La vicenda passata sotto il vaglio della Cassazione riguardava un uomo accusato di atti persecutori per aver offeso, minacciato e molestato, con condotte reiterate, una donna e i suoi familiari, mediante post pubblicati su un social network.
La fattispecie di atti persecutori di cui all'art.
612 bis c.p., anche detta
stalking, consiste in un
reato abituale, in quanto si concretizza mediante il compimento di
condotte reiterate, con cui l'autore molesta o minaccia una persona, cagionandole un
perdurante e grave stato di ansia o di paura, oppure un
fondato timore per l'incolumità propria, di un prossimo congiunto o di una persona a lei legata, tale da costringerla ad
alterare le proprie abitudini di vita.
Già i giudici di
merito avevano constatato che nel caso in esame la vittima versava in uno stato di ansia e tensione, condizione che prescinde dall'accertamento di un vero e proprio stato patologico e per la quale non è necessario un accertamento per mezzo di una
perizia medica; infatti, il
giudice può autonomamente rilevare come la
condotta abbia inciso sull’equilibrio psichico della vittima anche basandosi sulle
massime d’esperienza.
Già in più occasioni la giurisprudenza ha evidenziato che, ai fini della configurabilità del reato di stalking, non è necessario che la vittima descriva puntualmente tutte le condotte dell’autore, ma è sufficiente che gli atti ritenuti persecutori (minacce, molestie e insulti alla persona offesa) producano un effetto destabilizzante nella psiche della vittima e vadano ad incidere sul suo stile di vita e sulla sua serenità.
Tale fattispecie, infatti, differisce dal reato di
lesioni di cui all’art.
582 c.p., nel quale l’evento è configurabile sia come
malattia fisica che come malattia psicologica.
La prova del
danno, ossia del grave e perdurante stato di ansia o di paura provocato nei confronti della vittima, può essere ricavata sia dalle dichiarazioni di quest’ultima, che dai suoi comportamenti successivi alla condotta dell'agente.
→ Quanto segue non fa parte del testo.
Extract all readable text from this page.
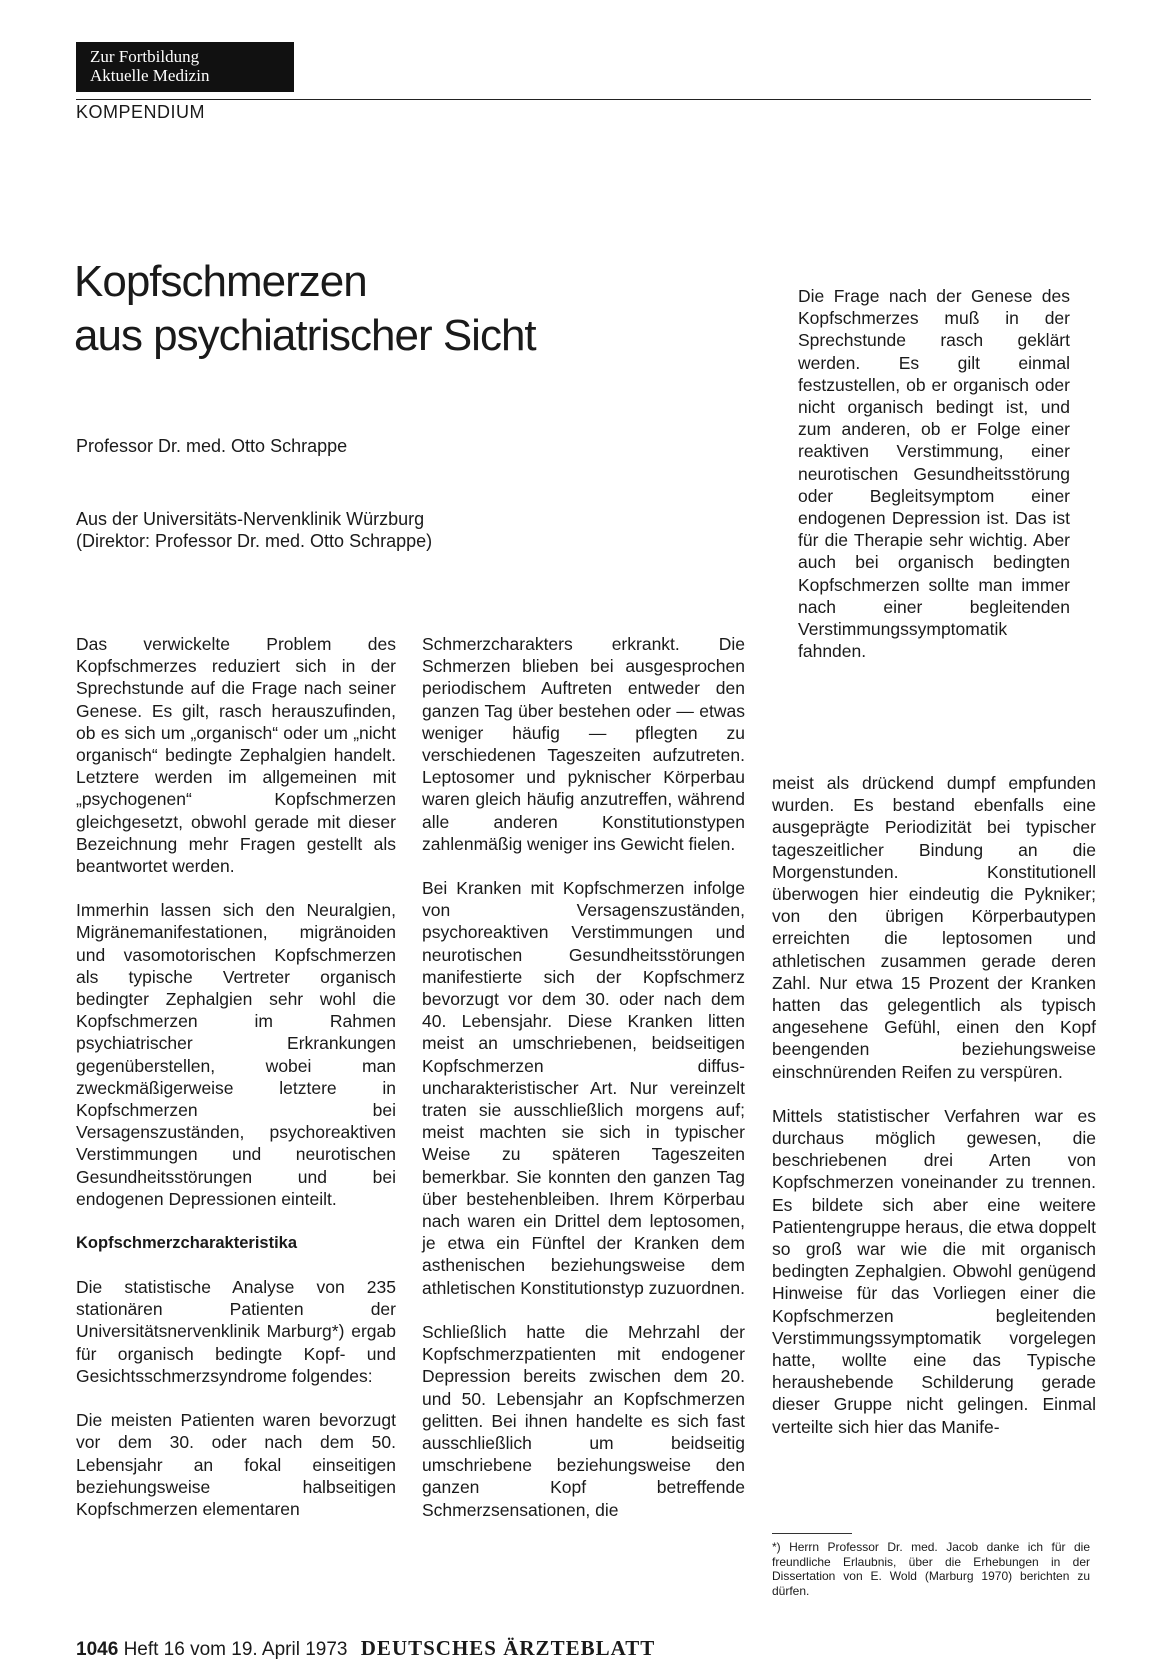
Zur Fortbildung
Aktuelle Medizin
KOMPENDIUM
Kopfschmerzen
aus psychiatrischer Sicht
Professor Dr. med. Otto Schrappe
Aus der Universitäts-Nervenklinik Würzburg
(Direktor: Professor Dr. med. Otto Schrappe)
Die Frage nach der Genese des Kopfschmerzes muß in der Sprechstunde rasch geklärt werden. Es gilt einmal festzustellen, ob er organisch oder nicht organisch bedingt ist, und zum anderen, ob er Folge einer reaktiven Verstimmung, einer neurotischen Gesundheitsstörung oder Begleitsymptom einer endogenen Depression ist. Das ist für die Therapie sehr wichtig. Aber auch bei organisch bedingten Kopfschmerzen sollte man immer nach einer begleitenden Verstimmungssymptomatik fahnden.

Das verwickelte Problem des Kopfschmerzes reduziert sich in der Sprechstunde auf die Frage nach seiner Genese. Es gilt, rasch herauszufinden, ob es sich um „organisch“ oder um „nicht organisch“ bedingte Zephalgien handelt. Letztere werden im allgemeinen mit „psychogenen“ Kopfschmerzen gleichgesetzt, obwohl gerade mit dieser Bezeichnung mehr Fragen gestellt als beantwortet werden.

Immerhin lassen sich den Neuralgien, Migränemanifestationen, migränoiden und vasomotorischen Kopfschmerzen als typische Vertreter organisch bedingter Zephalgien sehr wohl die Kopfschmerzen im Rahmen psychiatrischer Erkrankungen gegenüberstellen, wobei man zweckmäßigerweise letztere in Kopfschmerzen bei Versagenszuständen, psychoreaktiven Verstimmungen und neurotischen Gesundheitsstörungen und bei endogenen Depressionen einteilt.

Kopfschmerzcharakteristika

Die statistische Analyse von 235 stationären Patienten der Universitätsnervenklinik Marburg*) ergab für organisch bedingte Kopf- und Gesichtsschmerzsyndrome folgendes:

Die meisten Patienten waren bevorzugt vor dem 30. oder nach dem 50. Lebensjahr an fokal einseitigen beziehungsweise halbseitigen Kopfschmerzen elementaren

Schmerzcharakters erkrankt. Die Schmerzen blieben bei ausgesprochen periodischem Auftreten entweder den ganzen Tag über bestehen oder — etwas weniger häufig — pflegten zu verschiedenen Tageszeiten aufzutreten. Leptosomer und pyknischer Körperbau waren gleich häufig anzutreffen, während alle anderen Konstitutionstypen zahlenmäßig weniger ins Gewicht fielen.

Bei Kranken mit Kopfschmerzen infolge von Versagenszuständen, psychoreaktiven Verstimmungen und neurotischen Gesundheitsstörungen manifestierte sich der Kopfschmerz bevorzugt vor dem 30. oder nach dem 40. Lebensjahr. Diese Kranken litten meist an umschriebenen, beidseitigen Kopfschmerzen diffus-uncharakteristischer Art. Nur vereinzelt traten sie ausschließlich morgens auf; meist machten sie sich in typischer Weise zu späteren Tageszeiten bemerkbar. Sie konnten den ganzen Tag über bestehenbleiben. Ihrem Körperbau nach waren ein Drittel dem leptosomen, je etwa ein Fünftel der Kranken dem asthenischen beziehungsweise dem athletischen Konstitutionstyp zuzuordnen.

Schließlich hatte die Mehrzahl der Kopfschmerzpatienten mit endogener Depression bereits zwischen dem 20. und 50. Lebensjahr an Kopfschmerzen gelitten. Bei ihnen handelte es sich fast ausschließlich um beidseitig umschriebene beziehungsweise den ganzen Kopf betreffende Schmerzsensationen, die

meist als drückend dumpf empfunden wurden. Es bestand ebenfalls eine ausgeprägte Periodizität bei typischer tageszeitlicher Bindung an die Morgenstunden. Konstitutionell überwogen hier eindeutig die Pykniker; von den übrigen Körperbautypen erreichten die leptosomen und athletischen zusammen gerade deren Zahl. Nur etwa 15 Prozent der Kranken hatten das gelegentlich als typisch angesehene Gefühl, einen den Kopf beengenden beziehungsweise einschnürenden Reifen zu verspüren.

Mittels statistischer Verfahren war es durchaus möglich gewesen, die beschriebenen drei Arten von Kopfschmerzen voneinander zu trennen. Es bildete sich aber eine weitere Patientengruppe heraus, die etwa doppelt so groß war wie die mit organisch bedingten Zephalgien. Obwohl genügend Hinweise für das Vorliegen einer die Kopfschmerzen begleitenden Verstimmungssymptomatik vorgelegen hatte, wollte eine das Typische heraushebende Schilderung gerade dieser Gruppe nicht gelingen. Einmal verteilte sich hier das Manife-

*) Herrn Professor Dr. med. Jacob danke ich für die freundliche Erlaubnis, über die Erhebungen in der Dissertation von E. Wold (Marburg 1970) berichten zu dürfen.
1046 Heft 16 vom 19. April 1973 DEUTSCHES ÄRZTEBLATT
Bisognerà inoltre valutare la condotta stessa, considerando sia la sua potenziale idoneità a causare l’evento, sia la sua essenza in concreto, in relazione al luogo ed al tempo in cui è stata posta in essere.
Nel caso in esame, era stato rilevato che la vittima era stata costretta a
modificare le proprie abitudini di vita e a ricorrere spesso all'aiuto di amici per farsi accompagnare a casa; aveva poi dovuto installare un blocco delle chiamate in entrata nel suo telefono e si doveva continuamente giustificare, anche a lavoro, per le continue diffamazioni compiute dall'
imputato nei suoi confronti sui social network.
Date queste premesse, la
Corte di Cassazione, con la
sentenza n. 45141/2019, ha stabilito che la condotta in esame, essendo stata idonea ad
impedire alla vittima di condurre una vita normale, configurava reato di stalking.